3. To do such other things as are incidental to the foregoing or necessary or desirable in order to accomplish the foregoing.

ARTICLE FOUR

EXEMPTION REQUIREMENTS

At all times the following operates as conditions restricting the operations and activities of the corporation:

1. No part of the net earnings of the organization shall inure to the benefit of, or be distributable to its members, trustees, officers, or other private persons, except that the organization shall be authorized and empowered to pay reasonable compensation for services rendered and to make payments and distributions in furtherance of the purpose set forth in the purpose clause hereof.

2. No substantial part of the activities of the corporation shall constitute the carrying on of propaganda or otherwise attempting to influence legislation, or any initiative or referendum before the public, and the corporation shall not participate in, or intervene in (including by publication or distribution of statements), any political campaign on behalf of, or in opposition to, any candidate for public office.

3. Notwithstanding any other provisions of this document, the organization shall not carry on any other activities not permitted to be carried on (a) by an organization exempt from federal income tax under section 501 (c)(3) of the Internal Revenue Code, corresponding section of any future federal tax code, or (b) by an organization, contributions to which are deductible under section 170(c)(2) of the Internal Revenue Code, or corresponding section of any future federal tax code.

ARTICLE FIVE

MEMBERSHIP/BOARD OF DIRECTORS

The corporation is organized on a membership basis. The management of the affairs of the corporation shall be vested in a Board of Directors, as defined in the corporationís bylaws. No Director shall have any right, title, or interest in or to any property of the corporation.

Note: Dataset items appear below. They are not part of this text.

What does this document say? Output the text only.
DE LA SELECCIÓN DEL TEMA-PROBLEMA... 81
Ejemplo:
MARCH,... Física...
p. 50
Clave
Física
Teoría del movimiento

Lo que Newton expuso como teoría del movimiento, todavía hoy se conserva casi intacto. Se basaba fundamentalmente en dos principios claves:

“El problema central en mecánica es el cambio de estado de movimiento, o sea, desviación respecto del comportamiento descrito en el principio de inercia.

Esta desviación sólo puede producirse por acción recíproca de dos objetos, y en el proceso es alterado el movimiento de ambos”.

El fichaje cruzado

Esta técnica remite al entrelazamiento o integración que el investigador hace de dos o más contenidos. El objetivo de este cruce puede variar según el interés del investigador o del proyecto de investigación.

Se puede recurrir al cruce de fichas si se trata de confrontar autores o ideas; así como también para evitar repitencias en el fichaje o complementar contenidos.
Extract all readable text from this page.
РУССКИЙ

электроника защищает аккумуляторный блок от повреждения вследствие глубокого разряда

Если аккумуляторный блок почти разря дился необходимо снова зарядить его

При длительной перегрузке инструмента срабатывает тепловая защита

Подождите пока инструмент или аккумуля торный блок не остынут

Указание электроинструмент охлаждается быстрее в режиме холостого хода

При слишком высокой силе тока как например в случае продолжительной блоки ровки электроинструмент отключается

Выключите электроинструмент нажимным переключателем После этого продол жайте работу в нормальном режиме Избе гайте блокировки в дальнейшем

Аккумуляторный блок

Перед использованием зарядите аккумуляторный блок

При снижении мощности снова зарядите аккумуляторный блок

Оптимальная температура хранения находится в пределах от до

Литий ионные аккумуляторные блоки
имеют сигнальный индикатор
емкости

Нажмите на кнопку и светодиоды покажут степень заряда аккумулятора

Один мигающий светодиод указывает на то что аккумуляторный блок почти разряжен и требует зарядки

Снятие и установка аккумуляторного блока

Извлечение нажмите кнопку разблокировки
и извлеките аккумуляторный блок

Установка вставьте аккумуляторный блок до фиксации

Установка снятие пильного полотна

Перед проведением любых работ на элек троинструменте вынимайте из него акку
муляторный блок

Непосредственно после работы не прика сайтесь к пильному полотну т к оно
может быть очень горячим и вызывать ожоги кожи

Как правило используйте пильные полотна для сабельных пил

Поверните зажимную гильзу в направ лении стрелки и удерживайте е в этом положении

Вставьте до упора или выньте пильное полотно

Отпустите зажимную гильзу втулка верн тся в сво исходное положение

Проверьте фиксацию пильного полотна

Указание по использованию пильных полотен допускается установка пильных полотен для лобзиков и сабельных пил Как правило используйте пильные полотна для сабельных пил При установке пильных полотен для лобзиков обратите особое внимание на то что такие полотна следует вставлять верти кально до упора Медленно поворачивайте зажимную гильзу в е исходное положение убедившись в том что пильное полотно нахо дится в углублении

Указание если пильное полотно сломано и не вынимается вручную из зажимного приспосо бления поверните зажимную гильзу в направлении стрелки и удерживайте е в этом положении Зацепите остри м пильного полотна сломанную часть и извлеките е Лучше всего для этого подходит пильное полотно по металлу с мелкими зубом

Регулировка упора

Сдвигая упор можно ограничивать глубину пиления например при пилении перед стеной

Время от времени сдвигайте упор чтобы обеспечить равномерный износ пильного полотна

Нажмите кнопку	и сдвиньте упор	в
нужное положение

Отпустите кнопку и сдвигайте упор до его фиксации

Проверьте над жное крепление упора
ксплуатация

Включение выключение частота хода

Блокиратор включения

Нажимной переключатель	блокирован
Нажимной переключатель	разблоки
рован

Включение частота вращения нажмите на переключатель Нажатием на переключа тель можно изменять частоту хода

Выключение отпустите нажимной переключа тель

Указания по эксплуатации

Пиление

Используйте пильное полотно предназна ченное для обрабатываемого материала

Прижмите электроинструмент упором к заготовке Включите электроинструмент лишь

The number of Directors constituting the first Board of Directors is not greater than four and less than two; their names being as follows:

Jennifer J. Romero 

Open

Debra Kiehn 

Leslie Bonfield 

Members of the first Board of Directors shall serve until the first annual meeting, at which their successors are duly elected and qualified, or removed as provided in the bylaws.

ARTICLE SIX

PERSONAL LIABILITY

No member, officer, or Director of this corporation shall be personally liable for the debts or obligations of this corporation of any nature whatsoever, nor shall any of the property of the members, officers, or Directors be subject to the payment of the debts or obligations of this corporation.

ARTICLE SEVEN

DISSOLUTION

Upon the dissolution of the organization, assets shall be distributed for one or more exempt purposes within the meaning of Section 501(c)(3) of the Internal Revenue Code, or corresponding section of any future federal tax code, or shall be distributed to the federal government, or to a state or local government, for a public purpose. Any such assets not disposed of by the District Court of the county in which the principal office of the organization is then located, exclusively for such purposes or to such organization or organizations, as said court shall determine, which are organized and operated exclusively for such purposes.

ARTICLE EIGHT

INCORPORATORS

The name and address of each incorporator is:

Name Address

Jennifer J. Romero 

Open 

Debra Kiehn 

Leslie Bonfield 

The undersigned incorporators certify that she/he execute these articles for the purposes herein stated.

 

Signature/date: ___________________________________________________________________

 

 

Signature/date: ___________________________________________________________________

 

 

Signature/date: ___________________________________________________________________

 

 

Signature/date: ___________________________________________________________________

 

BEFORE ME, the undersigned authority, on this ____ day of _______________, 20___, personally appeared to me in the County of El Paso and the State of Colorado, and are well known to be the persons described in and who signed the foregoing, and acknowledged to me that he/she executes the same freely and voluntarily for the uses and purposes therein expressed.

 

WITNESS my hand and official seal the date aforesaid.